As the juggernaut of our nation’s mud-stained political discourse rolls on toward Nov. 2, the nightly news is rife with forebodings of electoral fraud, the newest Swift Boat ads and other distortions. The latest newcomer to this internecine festivity is the controversy over Sen. John Kerry’s mention of the vice president’s lesbian daughter in the third presidential debate.
Asked in August about same-sex unions, Cheney said the issue was close to his family: “Lynne and I have a gay daughter — and we have enormous pride in [her].” At his debate with Sen. John Edwards, moderator Gwen Ifill brought this up, noting Cheney “used [his] family’s experience as a context for [his] remarks.” Edwards, in the evening’s only positive moment, commended the Cheneys for their love and acceptance of their daughter, Mary. Cheney thanked him for his “kind words.”
Then came Sen. Kerry’s well-intended but ill-conceived remarks in his final debate. When asked if homosexuality is volitional, Kerry’s response suggested he may be one of the scarce politicians outside the Log Cabin Republicans to see the human side of this overly politicized issue. I believe he mentioned Mary Cheney, already part of the dialogue, to put a face to the abstraction of homosexuality. Alas, bringing up another politician’s family member is always dangerous territory, and so, the negative reaction Kerry’s remark has elicited is understandable. But while many will dismiss this incident as just another link in the chain of campaign hostilities, crafted to distract us from real issues and the Bush administration’s errors, it provides insight into the Republican Party’s political distortion, hypocrisy and efforts to block gay rights.
I hasten to say that numerous conservatives, gay and straight, realize that LGBT equality is ideologically compatible with their political beliefs, as Yale College Republicans President Al Jiwa ’06 said in an admirable column last spring. But as the president’s efforts to control state laws despite the 10th Amendment demonstrate, his party has jettisoned its ideal of government noninterference. The anti-gay agenda is now officially part of the Republican platform. In order to distract their centrist base from this fact, the GOP paraded popular moderates at its convention. Now, the controversy over John Kerry’s remarks about Mary Cheney is similarly serving as a distraction. It makes Republicans with gay siblings and friends forget that immediately before the senator’s fateful comment, Bush claimed to have “proposed” a constitutional amendment to “defend” marriage by excluding from it those same siblings and friends. (In fact, the measure was introduced in the House of Representatives by Rep. Marilyn Musgrave before Bush espoused it.)

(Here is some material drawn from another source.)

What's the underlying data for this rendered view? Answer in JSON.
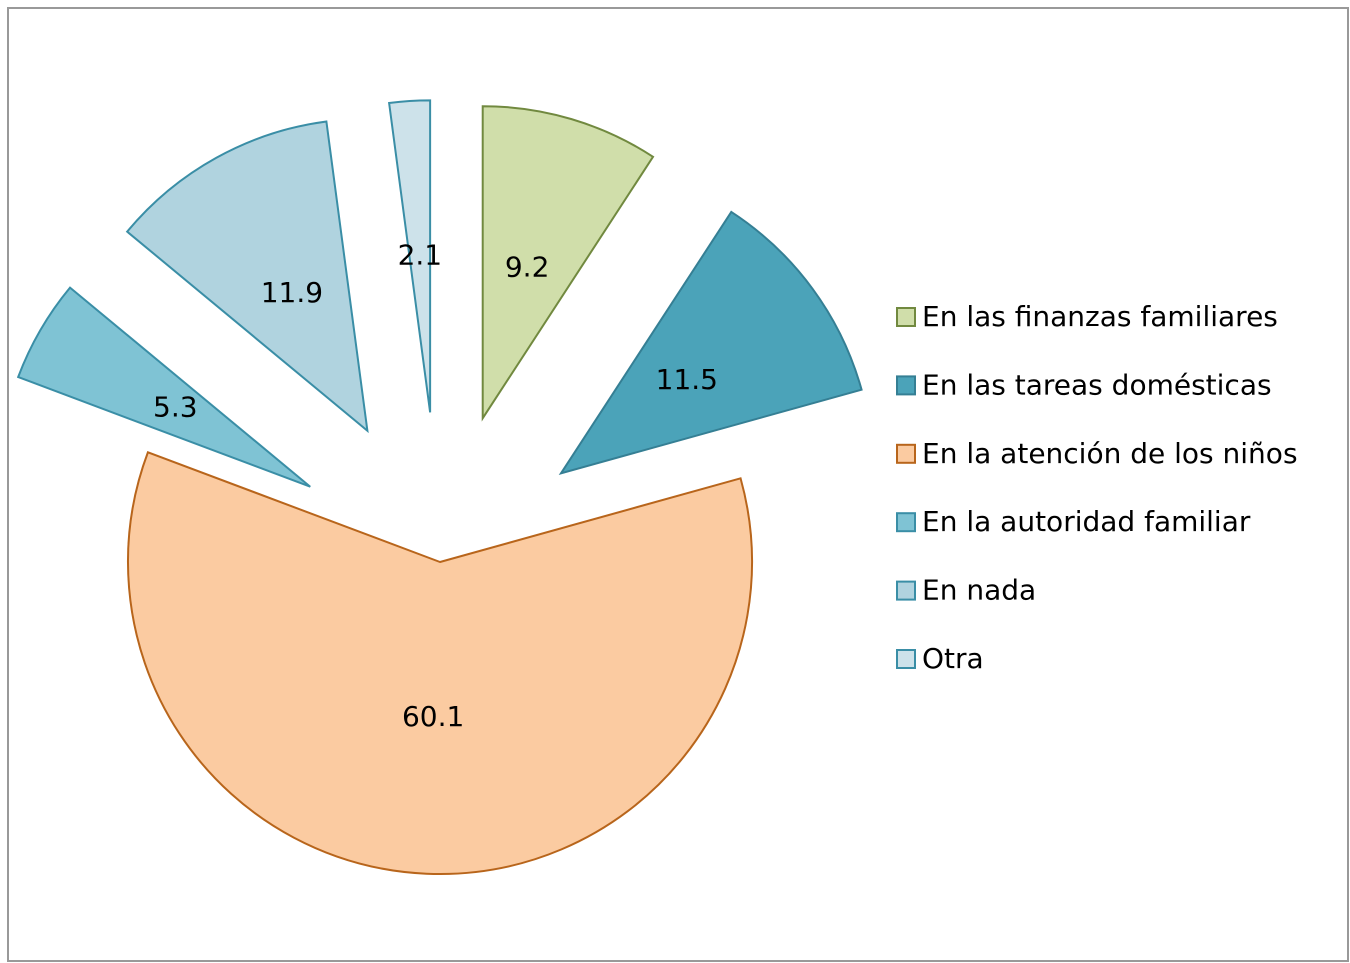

Professional Republican Sean Hannity was “appalled” and “stunned” that Mary Cheney was “attacked for political gain.” Yet this seemingly compassionate stance feels contrived in light of Hannity’s previous remarks on gay rights. On the day Bush publicly exalted relegating the job of marriage-definition to the Constitution, Hannity said to a guest on his show: “The definition of marriage is a man and a woman. And you want to just obliterate that, change that, and now make it what it never was meant to be. Should we do that with a lot of words in the dictionary?” Hannity professes concern over Mary’s well-being, but he considers her rights and pursuit of happiness — at least with respect to civil marriage — to be a lexical error, like when people say “fortuitous” when they mean “fortunate.”
Kerry’s effort to humanize homosexuality threatens the anti-gay agenda’s endeavor to discourage the public from thinking of gays as ordinary people, an endeavor that is facilitated by the alarming lack of LGBT people in public office, the mainstream media and editorial pages. In contrast to the Senator, the president’s answer to the homosexuality-as-choice question lacked the human element: “I don’t know. I just don’t know.” The origins of sexual orientation are elusive, but the fact that most LGBT people say their sexuality is natural and unconscious makes me wonder if Bush has ever actually tried to understand gay people. The stump speech about compassion and respect with which he followed his “I don’t know” answer therefore rings hollow.
Republicans need only look in the mirror to see who is waging “attack[s] for political gain” on Mary and the LGBT community. Jonathan Menitove’s ’07 recent column (“Who’s 2004’s panderer? Hint: It’s not Kerry,” 10/15) is right that Bush’s anti-gay efforts are his “most egregious instance of pandering,” serving to maintain his stronghold on religious conservatives. And while Cheney’s sincere statement two months ago about his daughter initially moved me, I later realized that it was yet another attempt to sugarcoat Republican homophobia.
The Republicans are exaggerating Kerry’s mention of Mary Cheney to vilify their opponent, just as they distorted Kerry’s “global test.” But in addition to the usual political games, many Republicans are using this to cover their own homophobia and culpability in impeding LGBT equality in order to gain votes. No wonder they’re scapegoating John Kerry.
Andrew S. Kohler is a sophomore in Ezra Stiles College.